Inspeksi Baterai Jadi Tantangan Pasar Mobil Listrik Bekas di Indonesia
Foto: Ilustrasi Inspeksi Baterai Jadi Tantangan Pasar Mobil Listrik Bekas di Indonesia.

Pertumbuhan populasi kendaraan listrik di Indonesia kini merambah bursa mobil bekas, namun proses inspeksi komponen vital seperti baterai masih menghadapi kendala teknis yang signifikan bagi para pelaku usaha jual-beli kendaraan.

Kondisi tersebut berdampak pada sulitnya menilai kesehatan komponen utama mobil listrik secara akurat dibandingkan dengan kendaraan konvensional bermesin pembakaran. Sebagaimana dilansir dari Otomotif, tantangan ini muncul karena belum tersedianya metode pengecekan yang seragam untuk seluruh jenis baterai.

Pemilik Otospector, Jeffrey Andika, mengungkapkan bahwa pihaknya saat ini masih mengembangkan prosedur pemeriksaan khusus untuk unit kendaraan listrik demi menjamin kualitas bagi konsumen di Jakarta.

"Untuk sekarang, kita menerima inspeksi mobil listrik tapi masih dalam tahap pengembangan.

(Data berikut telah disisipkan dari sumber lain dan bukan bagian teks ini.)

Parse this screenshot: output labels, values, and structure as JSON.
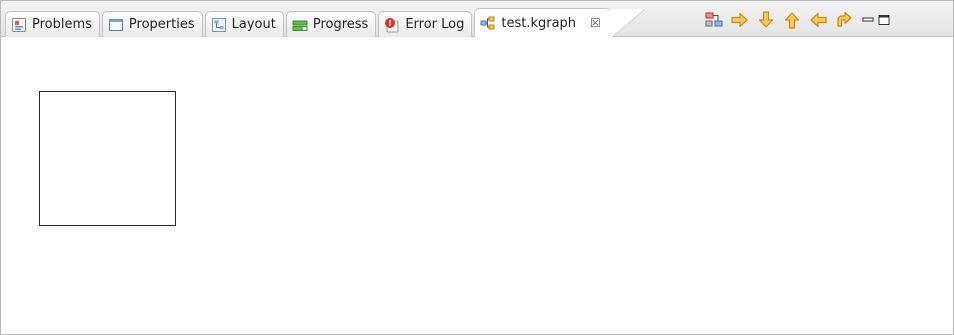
{
  "tabs": [
    {
      "label": "Problems",
      "icon": "problems-icon"
    },
    {
      "label": "Properties",
      "icon": "properties-icon"
    },
    {
      "label": "Layout",
      "icon": "layout-icon"
    },
    {
      "label": "Progress",
      "icon": "progress-icon"
    },
    {
      "label": "Error Log",
      "icon": "error-log-icon"
    },
    {
      "label": "test.kgraph",
      "icon": "kgraph-icon",
      "close_glyph": "☒"
    }
  ],
  "toolbar": {
    "icons": [
      "layout-graph-icon",
      "arrow-right-icon",
      "arrow-down-icon",
      "arrow-up-icon",
      "arrow-left-icon",
      "arrow-rotate-icon"
    ],
    "arrow_color": "#f0a51e",
    "minimize_glyph": "▬",
    "maximize_glyph": "▭"
  },
  "colors": {
    "tab_bg": "#e9e9e9",
    "node_border": "#2a2a2a"
  }
}
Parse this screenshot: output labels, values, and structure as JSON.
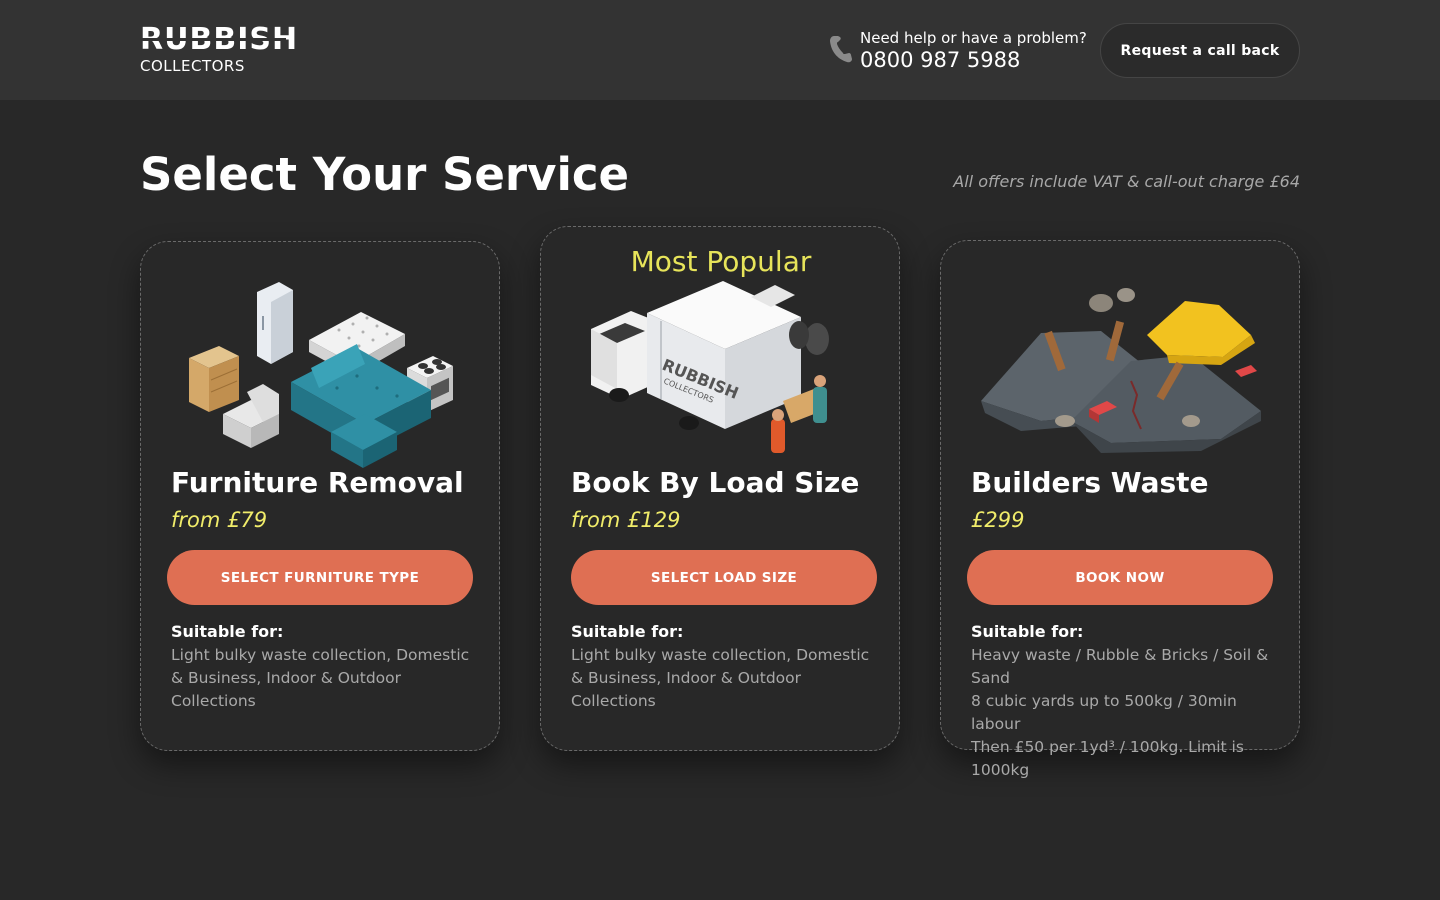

Pengecekan baterainya sendiri belum bisa kita lakukan," kata Jeffrey Andika, Pemilik Otospector.

Pemeriksaan pada mobil listrik memerlukan pendekatan yang berbeda karena porsi nilai kendaraan terbesar terletak pada paket baterainya, bukan pada sektor mekanikal tradisional. Jeffrey menjelaskan bahwa mobil listrik sangat bergantung pada satu komponen inti yang sulit dianalisis tanpa bantuan alat khusus yang mumpuni.

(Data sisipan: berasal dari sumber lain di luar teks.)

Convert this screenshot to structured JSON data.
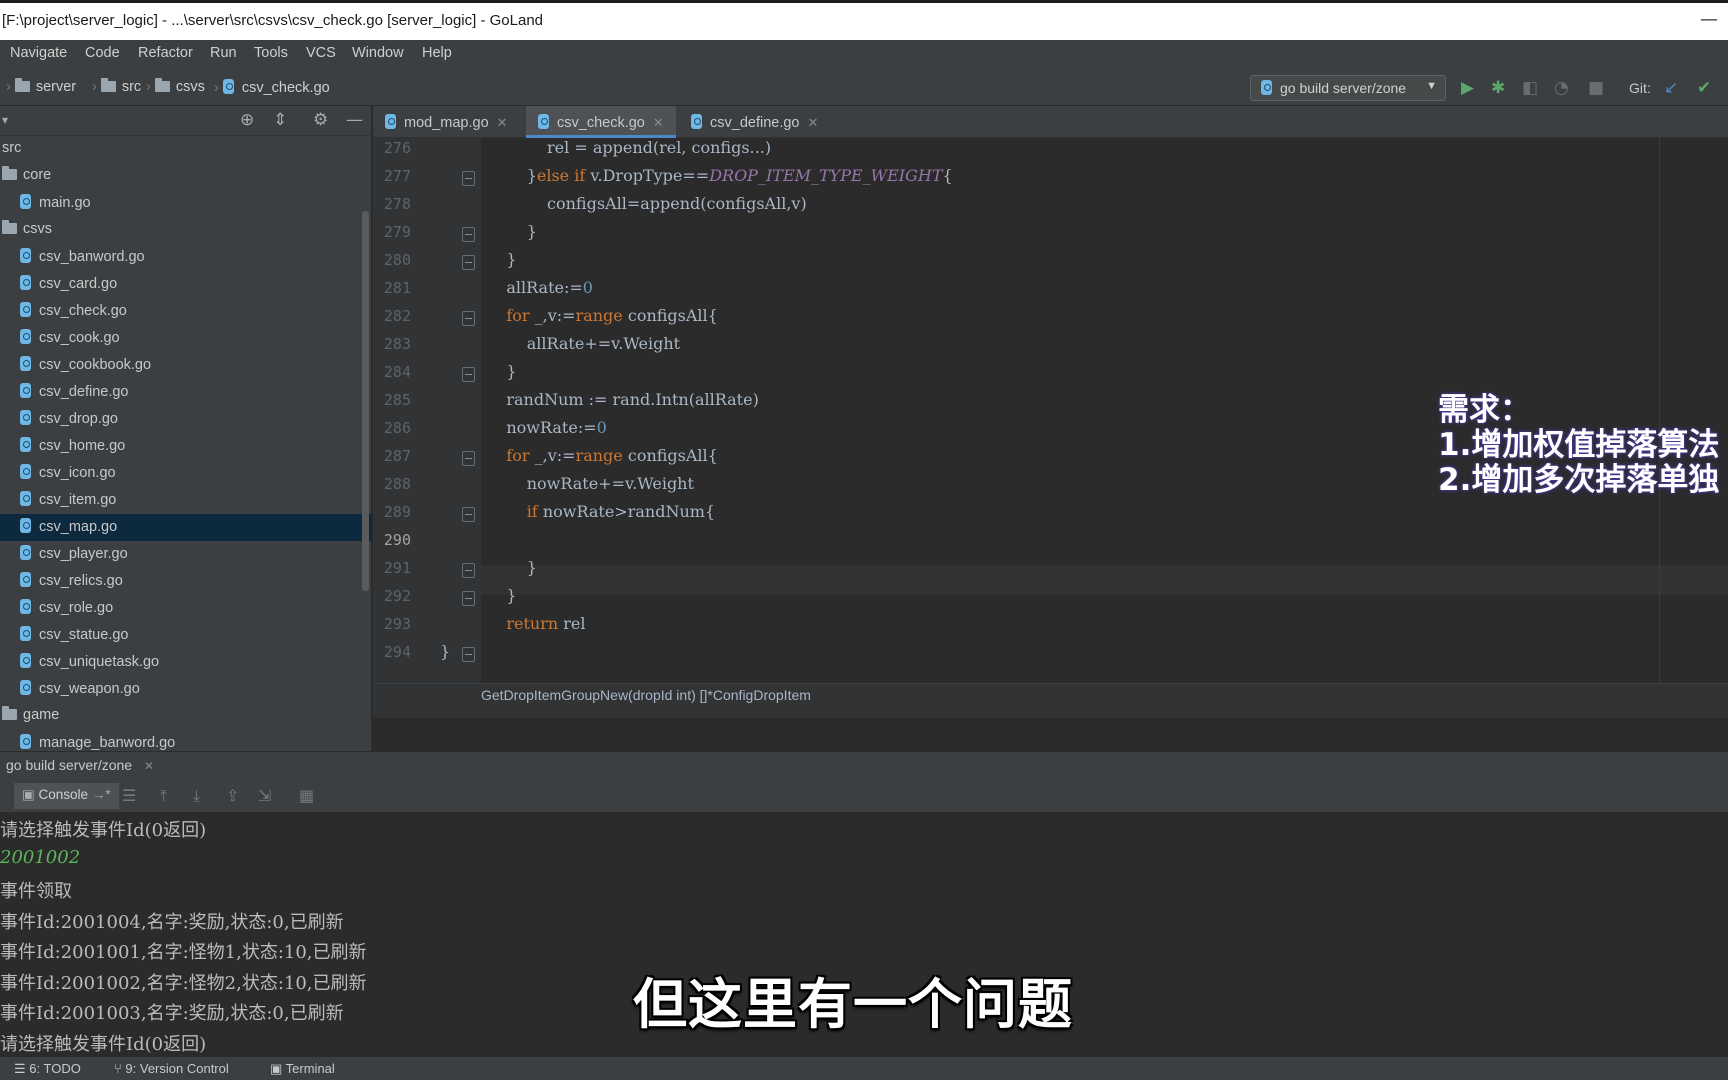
{
  "window": {
    "title": "[F:\\project\\server_logic] - ...\\server\\src\\csvs\\csv_check.go [server_logic] - GoLand"
  },
  "menu": [
    "Navigate",
    "Code",
    "Refactor",
    "Run",
    "Tools",
    "VCS",
    "Window",
    "Help"
  ],
  "breadcrumb": [
    "server",
    "src",
    "csvs",
    "csv_check.go"
  ],
  "toolbar": {
    "run_config": "go build server/zone",
    "git_label": "Git:"
  },
  "project_tree": [
    {
      "label": "src",
      "icon": "none"
    },
    {
      "label": "core",
      "icon": "folder"
    },
    {
      "label": "main.go",
      "icon": "go-file"
    },
    {
      "label": "csvs",
      "icon": "folder"
    },
    {
      "label": "csv_banword.go",
      "icon": "go-file"
    },
    {
      "label": "csv_card.go",
      "icon": "go-file"
    },
    {
      "label": "csv_check.go",
      "icon": "go-file"
    },
    {
      "label": "csv_cook.go",
      "icon": "go-file"
    },
    {
      "label": "csv_cookbook.go",
      "icon": "go-file"
    },
    {
      "label": "csv_define.go",
      "icon": "go-file"
    },
    {
      "label": "csv_drop.go",
      "icon": "go-file"
    },
    {
      "label": "csv_home.go",
      "icon": "go-file"
    },
    {
      "label": "csv_icon.go",
      "icon": "go-file"
    },
    {
      "label": "csv_item.go",
      "icon": "go-file"
    },
    {
      "label": "csv_map.go",
      "icon": "go-file",
      "selected": true
    },
    {
      "label": "csv_player.go",
      "icon": "go-file"
    },
    {
      "label": "csv_relics.go",
      "icon": "go-file"
    },
    {
      "label": "csv_role.go",
      "icon": "go-file"
    },
    {
      "label": "csv_statue.go",
      "icon": "go-file"
    },
    {
      "label": "csv_uniquetask.go",
      "icon": "go-file"
    },
    {
      "label": "csv_weapon.go",
      "icon": "go-file"
    },
    {
      "label": "game",
      "icon": "folder"
    },
    {
      "label": "manage_banword.go",
      "icon": "go-file"
    }
  ],
  "editor_tabs": [
    {
      "label": "mod_map.go",
      "active": false
    },
    {
      "label": "csv_check.go",
      "active": true
    },
    {
      "label": "csv_define.go",
      "active": false
    }
  ],
  "code_lines": [
    {
      "n": "276",
      "text": "        rel = append(rel, configs...)"
    },
    {
      "n": "277",
      "text": "    }else if v.DropType==DROP_ITEM_TYPE_WEIGHT{"
    },
    {
      "n": "278",
      "text": "        configsAll=append(configsAll,v)"
    },
    {
      "n": "279",
      "text": "    }"
    },
    {
      "n": "280",
      "text": "}"
    },
    {
      "n": "281",
      "text": "allRate:=0"
    },
    {
      "n": "282",
      "text": "for _,v:=range configsAll{"
    },
    {
      "n": "283",
      "text": "    allRate+=v.Weight"
    },
    {
      "n": "284",
      "text": "}"
    },
    {
      "n": "285",
      "text": "randNum := rand.Intn(allRate)"
    },
    {
      "n": "286",
      "text": "nowRate:=0"
    },
    {
      "n": "287",
      "text": "for _,v:=range configsAll{"
    },
    {
      "n": "288",
      "text": "    nowRate+=v.Weight"
    },
    {
      "n": "289",
      "text": "    if nowRate>randNum{"
    },
    {
      "n": "290",
      "text": ""
    },
    {
      "n": "291",
      "text": "    }"
    },
    {
      "n": "292",
      "text": "}"
    },
    {
      "n": "293",
      "text": "return rel"
    },
    {
      "n": "294",
      "text": "}"
    }
  ],
  "function_breadcrumb": "GetDropItemGroupNew(dropId int) []*ConfigDropItem",
  "annotation": {
    "heading": "需求：",
    "line1": "1.增加权值掉落算法",
    "line2": "2.增加多次掉落单独"
  },
  "run_panel": {
    "tab_label": "go build server/zone",
    "console_label": "Console"
  },
  "console_lines": [
    {
      "text": "请选择触发事件Id(0返回)",
      "type": "output"
    },
    {
      "text": "2001002",
      "type": "input"
    },
    {
      "text": "事件领取",
      "type": "output"
    },
    {
      "text": "事件Id:2001004,名字:奖励,状态:0,已刷新",
      "type": "output"
    },
    {
      "text": "事件Id:2001001,名字:怪物1,状态:10,已刷新",
      "type": "output"
    },
    {
      "text": "事件Id:2001002,名字:怪物2,状态:10,已刷新",
      "type": "output"
    },
    {
      "text": "事件Id:2001003,名字:奖励,状态:0,已刷新",
      "type": "output"
    },
    {
      "text": "请选择触发事件Id(0返回)",
      "type": "output"
    }
  ],
  "subtitle": "但这里有一个问题",
  "statusbar": {
    "todo": "6: TODO",
    "vcs": "9: Version Control",
    "terminal": "Terminal"
  },
  "colors": {
    "keyword": "#cc7832",
    "number": "#6897bb",
    "constant": "#9876aa",
    "selection": "#0d293e",
    "accent": "#4a88c7"
  }
}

"Kalau mobil listrik, kita tetap cek hal-hal umum seperti banjir, kaki-kaki, dan fitur. Tapi memang belum sampai ke baterai, karena itu butuh pendekatan yang berbeda," ujar Jeffrey Andika, Pemilik Otospector.

Layanan inspeksi saat ini masih terbatas pada pengecekan eksterior, interior, riwayat kerusakan akibat banjir, serta sistem kelistrikan pendukung. Sementara itu, komponen penggerak seperti transmisi dan motor listrik hanya diperiksa pada level fungsi dasar tanpa pengukuran degradasi teknis yang mendalam.

Hambatan utama dalam standarisasi ini adalah tidak adanya alat pemindai universal yang kompatibel dengan berbagai merek pabrikan kendaraan listrik yang memiliki karakteristik sistem berbeda-beda. Riset internal terus dilakukan untuk menemukan solusi pengukuran yang akurat seiring dengan perkembangan teknologi otomotif global.

Peningkatan kualitas dan akurasi hasil inspeksi dipandang sebagai faktor kunci dalam menjaga kepercayaan masyarakat terhadap pasar kendaraan listrik bekas. Optimisme tetap ada bahwa solusi teknologi untuk menjawab kebutuhan standarisasi pengecekan baterai akan segera tercipta di masa depan.